|Statistics South Africa||2. Modelling the Information and Processes of a Statistical Organization (Statistics South Africa)|
1.2 Current situation
High-Level Organisational Structure
Number of Staff: ± 2,000
Figure 1: Stats SA Organization Chart
The Data Management and Information Delivery (DMID) project (magenta shaded box) is located within the Data Management and Technology Division (DMT)
The yellow shaded boxes indicate the ongoing projects that are concurrent with the DMID project.
The following chart shows how the DMID project is structured:
Figure 2: The DMID Project Structure
The following chart show how the DMID project is structured, including the supplier's resources:
Figure 3: DMID Organization Chart
Prescient Business Technologies (PBT) - is the name of the supplier to the DMID project, developing the ESDMF System.
ESDMF - End to end Statistical Data Management Facility.
PM - Project Manager.
Number of staff:
- Stats SA: 1 Project Manager, 1 Technical Lead/Project Manager, 7 Developers, 1 Chief Standards Officer, 6 Data Quality officers/specialists, 3 Methodologists, 1 Systems Analyst, DBA (as needed), Network Support Technician (as needed) (20 total - excluding "as needed")
- PBT: 1 Project Manager, 1 Technical Lead (50%), 1 Architect, 1 Business Analyst (50%), 1 Release Coordinator, 1 Trainer, 1 Organisational Change Management Lead, 3 Developers, 1 Account Manager (10 total)

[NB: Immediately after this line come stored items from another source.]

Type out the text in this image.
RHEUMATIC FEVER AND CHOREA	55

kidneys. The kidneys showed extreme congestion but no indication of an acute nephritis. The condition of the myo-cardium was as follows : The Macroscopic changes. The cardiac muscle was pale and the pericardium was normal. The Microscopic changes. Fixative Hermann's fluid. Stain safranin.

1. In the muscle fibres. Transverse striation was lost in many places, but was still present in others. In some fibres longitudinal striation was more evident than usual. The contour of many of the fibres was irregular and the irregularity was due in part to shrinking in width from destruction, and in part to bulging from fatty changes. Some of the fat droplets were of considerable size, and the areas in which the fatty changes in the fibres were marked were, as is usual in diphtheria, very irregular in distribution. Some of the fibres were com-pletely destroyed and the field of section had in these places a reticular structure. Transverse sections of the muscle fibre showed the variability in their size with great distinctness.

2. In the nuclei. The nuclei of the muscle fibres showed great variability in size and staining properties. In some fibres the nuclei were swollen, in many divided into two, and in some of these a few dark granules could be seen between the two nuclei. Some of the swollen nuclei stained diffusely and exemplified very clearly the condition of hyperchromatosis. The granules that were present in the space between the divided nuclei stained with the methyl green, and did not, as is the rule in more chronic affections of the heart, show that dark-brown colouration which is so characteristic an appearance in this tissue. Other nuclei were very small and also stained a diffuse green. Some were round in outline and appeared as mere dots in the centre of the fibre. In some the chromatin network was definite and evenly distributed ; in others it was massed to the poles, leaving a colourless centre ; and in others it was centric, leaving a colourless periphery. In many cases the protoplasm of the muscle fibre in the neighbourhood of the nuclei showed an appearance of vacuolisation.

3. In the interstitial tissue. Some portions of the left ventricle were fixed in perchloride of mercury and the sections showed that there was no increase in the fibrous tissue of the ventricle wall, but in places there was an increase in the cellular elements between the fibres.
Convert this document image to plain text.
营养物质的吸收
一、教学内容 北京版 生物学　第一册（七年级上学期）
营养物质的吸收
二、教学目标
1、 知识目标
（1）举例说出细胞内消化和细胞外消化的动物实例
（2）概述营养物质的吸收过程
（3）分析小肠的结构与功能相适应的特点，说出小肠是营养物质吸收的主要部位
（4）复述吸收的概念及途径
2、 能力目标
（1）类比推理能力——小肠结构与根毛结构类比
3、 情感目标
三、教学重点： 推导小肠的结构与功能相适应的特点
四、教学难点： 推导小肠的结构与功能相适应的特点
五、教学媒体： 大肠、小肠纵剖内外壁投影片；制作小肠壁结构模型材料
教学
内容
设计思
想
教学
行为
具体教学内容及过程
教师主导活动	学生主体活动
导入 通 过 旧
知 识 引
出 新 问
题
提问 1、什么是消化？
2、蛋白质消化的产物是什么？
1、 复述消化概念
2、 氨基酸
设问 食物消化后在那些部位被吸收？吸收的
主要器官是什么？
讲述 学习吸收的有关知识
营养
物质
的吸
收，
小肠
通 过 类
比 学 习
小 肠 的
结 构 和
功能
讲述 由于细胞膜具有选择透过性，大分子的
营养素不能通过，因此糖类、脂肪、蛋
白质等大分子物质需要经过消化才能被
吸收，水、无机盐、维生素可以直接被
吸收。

Statistics South Africa's development of the metadata management system has its origins in the organisation's requirement to develop a data warehouse. The idea of a data warehouse came about because the organisation wanted to improve the quality of the statistics produced. It was believed that the data warehouse would play a major role in positioning the organisation within its vision of becoming the "preferred supplier of quality statistics". To begin our data warehouse initiative, we paid exploratory visits to various statistical organisations that had embarked on data warehouse developments in order to learn from their experiences. These visits taught us that a number of things about the complexities, difficulties and peculiarities of developing a data warehouse. In particular, our visit to the Australian Bureau of Statistics showed us that for a data warehouse to have any chance of succeeding in a statistical organisation, it needs to have a strong foundation of standards and policies that govern the statistical production processes. Standardisation of concepts and their definitions, as well as classifications of the terms of the actual survey process, were all found to be necessary for the production of quality statistics. For it to be successful, a data warehouse also needs to operate in this environment.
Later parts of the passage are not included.